Tell us about Partners for Parks?

Partners for Parks is a non-profit, non-partisan advocacy group that promotes and enhances parks, greenways, open spaces and recreation in neighborhoods throughout Mecklenburg County and the surrounding region. Our mission is to improve the quality of life for citizens within the region. We fulfill our mission by advocating for green spaces and by channeling private sector support from individuals, foundations and corporations who have a passion to improve our quality of life. We mirror a foundation in that we hold and manage funds that we disperse to support different targeted projects that enhance our park system. We work closely with other like-minded groups, such as Catawba Land Conservancy and the Carolina Thread Trail initiative to support an overall private-public partnership in support of green and open spaces.

What are examples of projects that Partners for Parks has helped fund?

We’re engaged in a variety of projects that touch nearly every aspect of our park system. Examples of targeted projects include restricted funds for the Liz Hair Nature Walk, part of the Little Sugar Creek Greenway, funded by the Friends of Liz Hair; the Ray’s Splash Planet Scholarship Fund that pays for admission and summer camps for local children and adults; the Memorial Tree Fund that allows citizens to gift a tree in honor of a friend or family member; the Build with a Brick Campaign that invites citizens to buy engraved bricks that help pay for greenways. We are currently managing 36 different restricted funds that target protection and enhancement of our parks and recreation.

How did Partners for Parks get started? Who’s involved with it now?

Partners for Parks was founded 10 years ago in response to a need for greater funding to support our park system. In 1996, Doug Youngblood, Brad Davis, Joe Cogdell and other former members of The Mecklenburg County Park and Recreation Commission launched Partners for Parks after studying other park foundation models from across the United States. The idea was to augment public monies with private donations to support our park system. Since its inception, Partners for Parks has been a 100% volunteer-run organization. We do not have paid staff or an executive director. Instead, we have a working board of directors that is representative of our community. However, we are beginning the process of raising our profile, taking on bigger projects and searching for an executive director.

What’s accounting for the new direction? What’s changed?

On March 1st of this year, on the night of our 10th year anniversary, Novare Carolinas Development, a division of Novare Group, pledged $1 million toward the proposed new park in Charlotte’s Third Ward. Novare is building condominiums beside the park. The pledge will be fulfilled once the current land-swap proposal being considered by Mecklenburg County is adopted. Partners for Parks will administer the funds. $750,000 will go to capital improvement of the park, $150,000 will go to support programs and special events at the park, and $100,000 will go to our general fund, enabling us to grow our endowment and to hire staff. The pledge, along with our own fundraising efforts, is allowing us to grow and plan new initiatives.

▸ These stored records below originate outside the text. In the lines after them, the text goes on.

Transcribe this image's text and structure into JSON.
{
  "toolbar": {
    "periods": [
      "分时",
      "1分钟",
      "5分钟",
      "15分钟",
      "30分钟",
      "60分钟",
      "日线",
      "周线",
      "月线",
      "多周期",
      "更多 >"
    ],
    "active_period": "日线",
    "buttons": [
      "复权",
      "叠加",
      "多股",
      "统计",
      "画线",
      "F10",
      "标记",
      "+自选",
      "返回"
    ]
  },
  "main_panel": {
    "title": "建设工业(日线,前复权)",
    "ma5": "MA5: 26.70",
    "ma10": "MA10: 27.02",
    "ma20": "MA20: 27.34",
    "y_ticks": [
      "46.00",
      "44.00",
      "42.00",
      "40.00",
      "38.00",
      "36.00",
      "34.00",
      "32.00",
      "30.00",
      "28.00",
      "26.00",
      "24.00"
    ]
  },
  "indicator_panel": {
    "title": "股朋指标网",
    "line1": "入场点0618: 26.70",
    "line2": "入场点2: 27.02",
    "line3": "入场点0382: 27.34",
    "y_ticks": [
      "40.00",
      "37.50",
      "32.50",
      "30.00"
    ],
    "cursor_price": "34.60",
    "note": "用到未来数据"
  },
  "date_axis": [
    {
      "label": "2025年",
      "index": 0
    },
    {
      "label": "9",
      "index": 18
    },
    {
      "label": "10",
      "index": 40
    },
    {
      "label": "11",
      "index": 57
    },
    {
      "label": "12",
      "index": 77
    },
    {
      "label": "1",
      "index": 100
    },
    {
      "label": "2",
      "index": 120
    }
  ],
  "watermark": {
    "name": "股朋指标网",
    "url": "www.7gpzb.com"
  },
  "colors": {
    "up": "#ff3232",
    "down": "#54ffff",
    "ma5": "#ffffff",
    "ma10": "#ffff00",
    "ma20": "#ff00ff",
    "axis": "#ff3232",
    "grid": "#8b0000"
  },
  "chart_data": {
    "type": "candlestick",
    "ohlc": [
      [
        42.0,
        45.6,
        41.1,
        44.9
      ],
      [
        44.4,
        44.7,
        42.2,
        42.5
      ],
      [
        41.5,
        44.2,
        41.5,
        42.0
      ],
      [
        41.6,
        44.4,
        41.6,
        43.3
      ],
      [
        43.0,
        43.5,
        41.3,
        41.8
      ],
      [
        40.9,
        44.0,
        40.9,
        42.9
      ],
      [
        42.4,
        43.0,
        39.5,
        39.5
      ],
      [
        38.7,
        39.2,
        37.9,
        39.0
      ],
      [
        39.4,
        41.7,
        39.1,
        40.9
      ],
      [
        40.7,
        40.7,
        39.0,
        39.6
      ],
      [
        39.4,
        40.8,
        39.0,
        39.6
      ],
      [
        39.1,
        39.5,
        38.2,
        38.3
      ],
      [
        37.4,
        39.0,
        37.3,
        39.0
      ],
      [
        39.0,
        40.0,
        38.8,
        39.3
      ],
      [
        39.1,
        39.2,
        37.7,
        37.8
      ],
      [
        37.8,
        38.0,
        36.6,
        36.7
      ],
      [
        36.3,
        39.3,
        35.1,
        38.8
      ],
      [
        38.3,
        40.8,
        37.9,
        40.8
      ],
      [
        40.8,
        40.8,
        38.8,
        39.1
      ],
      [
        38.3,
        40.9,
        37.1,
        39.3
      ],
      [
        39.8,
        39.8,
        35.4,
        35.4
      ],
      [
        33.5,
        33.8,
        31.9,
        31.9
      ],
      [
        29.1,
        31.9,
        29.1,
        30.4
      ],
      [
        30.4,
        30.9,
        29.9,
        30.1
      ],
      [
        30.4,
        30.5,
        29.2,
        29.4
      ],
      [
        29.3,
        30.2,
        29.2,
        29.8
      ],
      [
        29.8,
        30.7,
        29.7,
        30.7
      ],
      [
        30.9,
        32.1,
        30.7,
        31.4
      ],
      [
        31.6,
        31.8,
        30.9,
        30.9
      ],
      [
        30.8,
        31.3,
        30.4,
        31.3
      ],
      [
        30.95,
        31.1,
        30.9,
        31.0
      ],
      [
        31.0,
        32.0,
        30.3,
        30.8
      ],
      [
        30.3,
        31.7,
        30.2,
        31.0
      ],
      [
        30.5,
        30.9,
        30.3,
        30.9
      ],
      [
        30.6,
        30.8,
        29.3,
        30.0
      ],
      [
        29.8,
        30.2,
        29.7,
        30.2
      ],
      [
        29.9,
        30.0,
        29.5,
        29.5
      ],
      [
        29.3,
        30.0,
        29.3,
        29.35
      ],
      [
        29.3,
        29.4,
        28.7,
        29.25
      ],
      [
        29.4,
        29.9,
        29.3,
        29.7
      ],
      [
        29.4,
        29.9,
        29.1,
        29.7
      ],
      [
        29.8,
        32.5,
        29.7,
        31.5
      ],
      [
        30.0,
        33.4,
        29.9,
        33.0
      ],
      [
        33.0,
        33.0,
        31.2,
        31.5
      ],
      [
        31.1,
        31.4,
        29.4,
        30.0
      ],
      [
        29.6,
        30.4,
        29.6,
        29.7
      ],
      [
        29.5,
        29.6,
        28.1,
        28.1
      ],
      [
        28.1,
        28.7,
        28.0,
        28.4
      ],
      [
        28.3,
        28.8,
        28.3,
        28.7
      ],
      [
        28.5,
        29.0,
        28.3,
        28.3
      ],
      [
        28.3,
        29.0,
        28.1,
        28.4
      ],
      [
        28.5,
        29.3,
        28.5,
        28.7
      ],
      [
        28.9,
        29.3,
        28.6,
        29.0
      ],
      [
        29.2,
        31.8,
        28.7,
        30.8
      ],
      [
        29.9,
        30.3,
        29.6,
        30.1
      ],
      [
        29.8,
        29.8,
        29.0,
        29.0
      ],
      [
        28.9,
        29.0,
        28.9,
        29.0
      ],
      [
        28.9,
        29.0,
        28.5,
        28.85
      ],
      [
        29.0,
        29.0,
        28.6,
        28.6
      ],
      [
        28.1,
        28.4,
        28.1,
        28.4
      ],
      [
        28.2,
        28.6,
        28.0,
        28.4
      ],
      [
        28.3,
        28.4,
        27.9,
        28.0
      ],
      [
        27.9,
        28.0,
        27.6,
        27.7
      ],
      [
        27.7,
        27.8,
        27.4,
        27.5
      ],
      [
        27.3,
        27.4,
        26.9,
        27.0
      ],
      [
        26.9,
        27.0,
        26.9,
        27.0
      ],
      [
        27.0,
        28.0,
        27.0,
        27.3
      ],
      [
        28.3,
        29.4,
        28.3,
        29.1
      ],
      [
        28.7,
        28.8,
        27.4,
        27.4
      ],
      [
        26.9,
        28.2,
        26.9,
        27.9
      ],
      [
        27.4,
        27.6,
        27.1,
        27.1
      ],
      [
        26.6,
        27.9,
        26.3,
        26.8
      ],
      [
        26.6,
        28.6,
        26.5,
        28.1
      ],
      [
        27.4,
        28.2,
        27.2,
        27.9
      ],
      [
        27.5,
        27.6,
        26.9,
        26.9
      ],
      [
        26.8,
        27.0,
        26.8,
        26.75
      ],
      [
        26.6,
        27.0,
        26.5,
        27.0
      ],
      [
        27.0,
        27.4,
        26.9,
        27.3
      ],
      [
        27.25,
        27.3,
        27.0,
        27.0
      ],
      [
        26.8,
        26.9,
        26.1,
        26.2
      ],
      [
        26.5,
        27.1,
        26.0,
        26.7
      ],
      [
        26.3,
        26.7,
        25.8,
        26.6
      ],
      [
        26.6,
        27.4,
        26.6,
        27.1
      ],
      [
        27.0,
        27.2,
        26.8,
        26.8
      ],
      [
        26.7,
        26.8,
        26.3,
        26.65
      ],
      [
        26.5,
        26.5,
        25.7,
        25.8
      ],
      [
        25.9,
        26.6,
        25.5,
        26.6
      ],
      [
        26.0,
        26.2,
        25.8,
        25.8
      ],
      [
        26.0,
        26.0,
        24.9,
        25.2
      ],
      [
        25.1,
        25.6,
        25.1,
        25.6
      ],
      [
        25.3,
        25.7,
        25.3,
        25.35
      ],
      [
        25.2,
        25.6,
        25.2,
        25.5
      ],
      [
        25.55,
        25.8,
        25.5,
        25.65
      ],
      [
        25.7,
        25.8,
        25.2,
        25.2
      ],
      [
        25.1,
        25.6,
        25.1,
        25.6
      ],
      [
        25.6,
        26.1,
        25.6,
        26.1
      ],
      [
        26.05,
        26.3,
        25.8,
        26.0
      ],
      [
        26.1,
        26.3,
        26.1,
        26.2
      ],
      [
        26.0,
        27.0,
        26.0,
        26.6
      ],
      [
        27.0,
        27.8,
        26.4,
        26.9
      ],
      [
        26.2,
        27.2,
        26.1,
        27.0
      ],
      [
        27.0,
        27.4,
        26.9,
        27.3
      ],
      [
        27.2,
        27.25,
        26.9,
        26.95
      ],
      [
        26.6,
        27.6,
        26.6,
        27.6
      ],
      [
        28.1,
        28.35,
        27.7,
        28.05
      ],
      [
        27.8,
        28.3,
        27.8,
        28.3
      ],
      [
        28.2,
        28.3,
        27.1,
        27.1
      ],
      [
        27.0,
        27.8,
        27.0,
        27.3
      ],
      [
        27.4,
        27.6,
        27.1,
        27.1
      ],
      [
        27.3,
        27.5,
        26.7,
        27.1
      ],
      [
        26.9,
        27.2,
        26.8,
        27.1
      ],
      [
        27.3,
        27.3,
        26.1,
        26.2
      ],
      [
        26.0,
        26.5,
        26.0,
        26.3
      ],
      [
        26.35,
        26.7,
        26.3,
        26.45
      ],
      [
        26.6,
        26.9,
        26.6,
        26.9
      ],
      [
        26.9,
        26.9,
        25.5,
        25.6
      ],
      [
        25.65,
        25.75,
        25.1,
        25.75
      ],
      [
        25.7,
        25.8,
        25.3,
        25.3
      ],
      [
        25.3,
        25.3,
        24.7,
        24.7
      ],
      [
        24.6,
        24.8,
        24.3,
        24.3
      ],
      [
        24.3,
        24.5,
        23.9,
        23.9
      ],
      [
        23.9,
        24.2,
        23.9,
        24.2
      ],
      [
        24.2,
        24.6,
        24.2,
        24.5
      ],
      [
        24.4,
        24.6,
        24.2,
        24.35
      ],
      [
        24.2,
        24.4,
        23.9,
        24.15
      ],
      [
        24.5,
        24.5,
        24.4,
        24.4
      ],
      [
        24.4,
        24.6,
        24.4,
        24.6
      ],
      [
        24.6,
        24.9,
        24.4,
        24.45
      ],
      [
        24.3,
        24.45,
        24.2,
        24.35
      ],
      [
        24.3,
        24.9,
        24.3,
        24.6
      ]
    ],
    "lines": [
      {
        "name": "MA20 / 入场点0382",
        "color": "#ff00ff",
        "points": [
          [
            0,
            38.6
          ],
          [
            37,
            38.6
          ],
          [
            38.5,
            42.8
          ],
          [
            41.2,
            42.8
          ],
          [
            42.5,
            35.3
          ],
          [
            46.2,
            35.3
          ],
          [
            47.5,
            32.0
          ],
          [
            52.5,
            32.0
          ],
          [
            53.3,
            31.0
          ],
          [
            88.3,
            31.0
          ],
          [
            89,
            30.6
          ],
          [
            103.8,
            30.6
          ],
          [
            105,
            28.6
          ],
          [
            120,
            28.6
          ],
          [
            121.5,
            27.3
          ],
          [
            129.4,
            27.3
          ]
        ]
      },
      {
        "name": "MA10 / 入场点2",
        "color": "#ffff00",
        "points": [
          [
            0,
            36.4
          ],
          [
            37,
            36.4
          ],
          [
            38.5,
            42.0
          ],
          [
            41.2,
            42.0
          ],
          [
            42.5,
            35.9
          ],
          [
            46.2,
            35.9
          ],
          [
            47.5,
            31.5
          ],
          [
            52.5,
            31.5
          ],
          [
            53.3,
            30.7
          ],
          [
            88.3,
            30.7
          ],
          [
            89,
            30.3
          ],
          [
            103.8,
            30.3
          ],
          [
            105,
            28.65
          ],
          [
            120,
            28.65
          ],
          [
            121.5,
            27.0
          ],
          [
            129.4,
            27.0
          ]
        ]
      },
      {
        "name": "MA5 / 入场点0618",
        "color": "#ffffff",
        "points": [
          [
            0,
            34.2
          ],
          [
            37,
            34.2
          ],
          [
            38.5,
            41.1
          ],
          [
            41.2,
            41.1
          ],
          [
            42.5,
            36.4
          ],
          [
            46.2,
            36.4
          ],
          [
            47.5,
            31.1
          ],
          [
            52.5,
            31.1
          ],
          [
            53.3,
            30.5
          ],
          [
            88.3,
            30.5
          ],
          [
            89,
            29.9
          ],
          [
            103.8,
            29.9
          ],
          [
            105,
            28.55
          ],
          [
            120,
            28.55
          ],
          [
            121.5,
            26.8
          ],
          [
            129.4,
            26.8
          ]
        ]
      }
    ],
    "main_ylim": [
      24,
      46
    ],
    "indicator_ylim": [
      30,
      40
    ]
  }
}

What are some of those plans?

One of our new initiatives is Project Hearts and Hands. Working with Mecklenburg County Park & Recreation along with support from the motor sports racing community, we plan on building a new 2-acre, custom-designed, fully handicapped-accessible, playground in Nevin Community Park off of Sunset and Statesville roads. We’re planning a “community build” from May 12-16, 2008, not unlike a Habitat for Humanity house-raising blitz, where citizens gather and construct the playground. It’s a great volunteer opportunity for people to help with food and building of the playground. We invite all those interested in participating to contact us. Our website is www.partnersforparks.org.

Many think Charlotte does not have nearly the amount of open green space that it should have. What are your thoughts?

We have a phenomenal quality of life in Charlotte. However, when we benchmark Charlotte against other comparably-sized cities, we don’t have the same number of recreation centers and dog parks and we currently lack a large central park. We have an opportunity to protect and enhance what we have by voting for the land bond in the November election. The monies will allow us to protect the Mountain Island Lake Watershed, purchase land along the Little Sugar Creek Greenway and expand nature preserves. It’s critical that we work together to create the healthy and invigorating environment we want.